I = PAT : l’Impact écologique de l’espèce humaine sur un territoire est déterminé, à Technique donnée, par sa Population et par ses Affluences (Activités, niveau de vie). Pour réduire les impacts I, il est donc nécessaire d’agir sur l’efficacité technique T, l’Affluence (réduire le nombre d’unités de production ou de consommation par personne) et la population P (réduire le taux de natalité).
Marie C : L’expansion démographique est-elle nécessairement un frein à l’écologie ?
Réponse : La multiplication d’une espèce dans un milieu donné connaît une régulation naturelle formalisée par exemple avec le modèle mathématique de Lotka-Volterra (cf. Alain Gras, un des co-auteurs de mon livre) sur les équilibres de population proies-prédateurs. L’espèce humaine, pas ses facultés d’adaptation et de modification d’un milieu, par exemple l’invention de l’agriculture il y a 12 000 ans, échappe pour partie aux régulations naturelles mais au prix d’une détérioration parfois irréversibles de certains écosystèmes. Oui, notre expansion démographique est donc un handicap certain pour la stabilité dynamique qui résulte des mécanismes écologiques.
NB : un livre complémentaire de ce questionnaire : Moins nombreux, plus heureux (l’urgence écologique de repenser la démographie à acheter chez votre libraire local ou (à la rigueur) dans une librairie en ligne : Amazon ; Decitre ; FNAC
« Séparer la question alimentaire de la problématique démographique est d’ailleurs un non-sens. L’écologie, c’est toujours une analyse systémique qui envisage les interactions entre tous les éléments d’un ensemble.

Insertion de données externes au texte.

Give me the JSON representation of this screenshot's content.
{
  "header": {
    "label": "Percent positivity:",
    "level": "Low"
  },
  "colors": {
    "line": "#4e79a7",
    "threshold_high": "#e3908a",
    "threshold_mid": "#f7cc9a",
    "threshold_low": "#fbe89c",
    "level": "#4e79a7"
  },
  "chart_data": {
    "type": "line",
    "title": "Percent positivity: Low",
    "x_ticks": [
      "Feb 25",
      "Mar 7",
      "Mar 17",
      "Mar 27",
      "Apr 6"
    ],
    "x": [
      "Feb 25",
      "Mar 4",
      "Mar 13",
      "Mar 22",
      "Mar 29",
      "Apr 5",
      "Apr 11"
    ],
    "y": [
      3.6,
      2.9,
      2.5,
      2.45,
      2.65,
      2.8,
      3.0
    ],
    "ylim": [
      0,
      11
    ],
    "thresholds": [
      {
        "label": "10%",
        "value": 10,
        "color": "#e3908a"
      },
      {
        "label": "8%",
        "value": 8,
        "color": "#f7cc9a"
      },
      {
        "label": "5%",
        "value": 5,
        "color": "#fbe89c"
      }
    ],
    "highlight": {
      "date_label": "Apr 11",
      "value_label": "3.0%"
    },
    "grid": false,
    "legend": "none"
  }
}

Puisque nous ne pourrons pas accroître suffisamment les rendements de l’agriculture, il nous faudra envisager la diminution de la population humaine. »
Il est dommage à ce sujet d’entendre Pierre Rabhi, si influent dans les milieux écolos, sous-entendre l’existence d’une cabale contre les natalistes:
« REPORTERRE:Pourtant, notre population augmente, nous sommes sept milliards d’êtres humains sur Terre, bientôt neuf. Cela va augmenter le niveau de consommation, il faut un réseau de production énergétique important, pour les transports, pour l’alimentation,…
P. RABHI: Non, l’histoire de la démographie n’a rien à voir là-dedans. Je suis radical là-dessus, je ne peux pas supporter qu’on dise que c’est parce que nous sommes trop nombreux qu’il y a la faim dans le monde. On agite en permanence cette idée et beaucoup de gens pensent ça. C’est une réalité dans nos consciences collectives, mais ce n’est pas vrai ! »
En fait, ce serait même plutôt l’inverse: alors que les articles web foisonnent de commentaires sur une planète surpeuplée et une urgence à agir (c’est donc que la cause commence à être entendue par la population), curieusement aucun média ne s’en fait l’écho. Ses paroles associées à une assise de plus en plus écolo-bobo ont fait grandement baisser M. Rabhi dans mon estime; il n’a malheureusement pas compris l’approche systémique alors qu’il devrait en être un des promoteurs!